A new world. RS232 at about 200 KB/s used to be fast enough.


Many mainstream movies are being made these days at 4K or better, using cameras like the Red or the Alexa attached by USB3 or SAS. Thunderbolt is just starting to come together for pro video like this, but has been hindered by the lack of a Mac tower with Thunderbolt ports. This should certainly help with that transition, since even the 10Gbps Thunderbolt offers faster speeds than the current connectors.

Add to that the fact that Thunderbolt has four data channels (two in each direction) compared with USB3’s one overall channel, and the speed disparity gets pretty large. It’s going to be an impatient wait for the 20Gbps stuff!

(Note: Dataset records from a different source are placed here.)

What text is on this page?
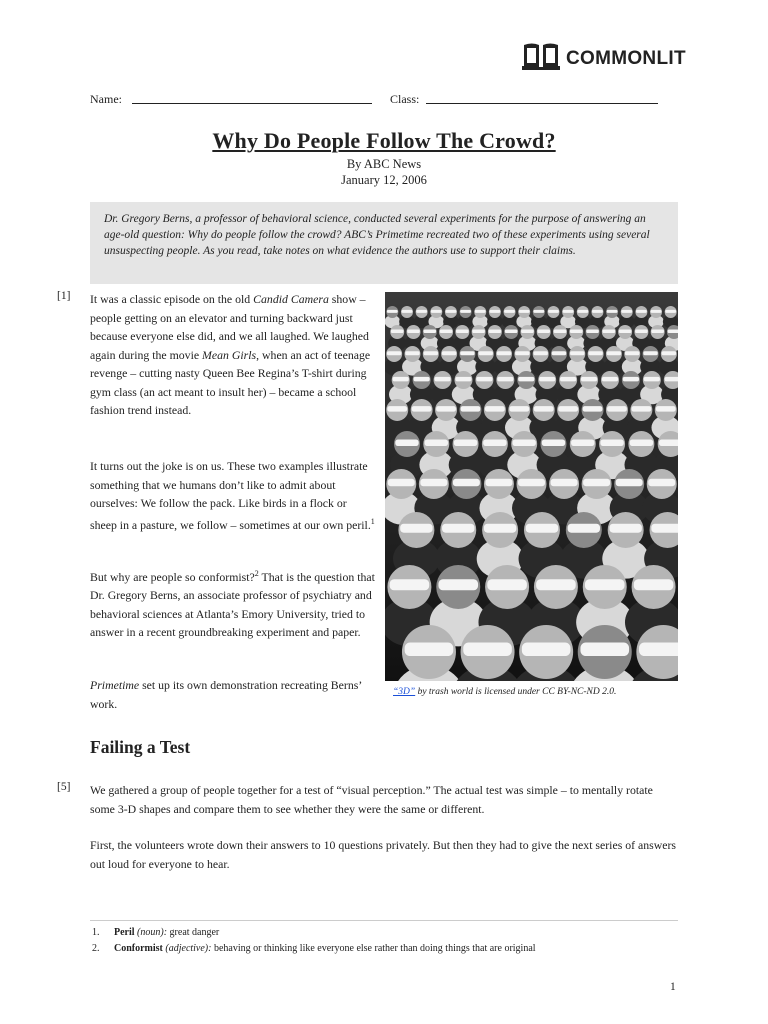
COMMONLIT
Name:	Class:
Why Do People Follow The Crowd?
By ABC News
January 12, 2006
Dr. Gregory Berns, a professor of behavioral science, conducted several experiments for the purpose of answering an age-old question: Why do people follow the crowd? ABC’s Primetime recreated two of these experiments using several unsuspecting people. As you read, take notes on what evidence the authors use to support their claims.
[1] It was a classic episode on the old Candid Camera show – people getting on an elevator and turning backward just because everyone else did, and we all laughed. We laughed again during the movie Mean Girls, when an act of teenage revenge – cutting nasty Queen Bee Regina’s T-shirt during gym class (an act meant to insult her) – became a school fashion trend instead.
It turns out the joke is on us. These two examples illustrate something that we humans don’t like to admit about ourselves: We follow the pack. Like birds in a flock or sheep in a pasture, we follow – sometimes at our own peril.$^1$
But why are people so conformist?$^2$ That is the question that Dr. Gregory Berns, an associate professor of psychiatry and behavioral sciences at Atlanta’s Emory University, tried to answer in a recent groundbreaking experiment and paper.
Primetime set up its own demonstration recreating Berns’ work.
“3D” by trash world is licensed under CC BY-NC-ND 2.0.
Failing a Test
[5] We gathered a group of people together for a test of “visual perception.” The actual test was simple – to mentally rotate some 3-D shapes and compare them to see whether they were the same or different.
First, the volunteers wrote down their answers to 10 questions privately. But then they had to give the next series of answers out loud for everyone to hear.
1. Peril (noun): great danger
2. Conformist (adjective): behaving or thinking like everyone else rather than doing things that are original
1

@Hagen ~ I think that the main advantage of this in filmmaking, would be to capture video from camera to portable Hard drive in real time.


Actually, the high-end cameras are already using ultra-high-end SSDs plugged into the camera (Sony SxS carts and the like), which are pulled from the camera and plugged into a “base station” attached to the Mac. A 20GBps connection on that would allow them to dump the video to the editor’s RAID box in half the time.

But for the rest of us that don’t have $30,000 for top-end stuff, a Thunderbolt port on the camera would make real-time 4K recording direct to your Mac possible—and that would enable a whole new generation of consumer-grade video cameras in 3-4 years.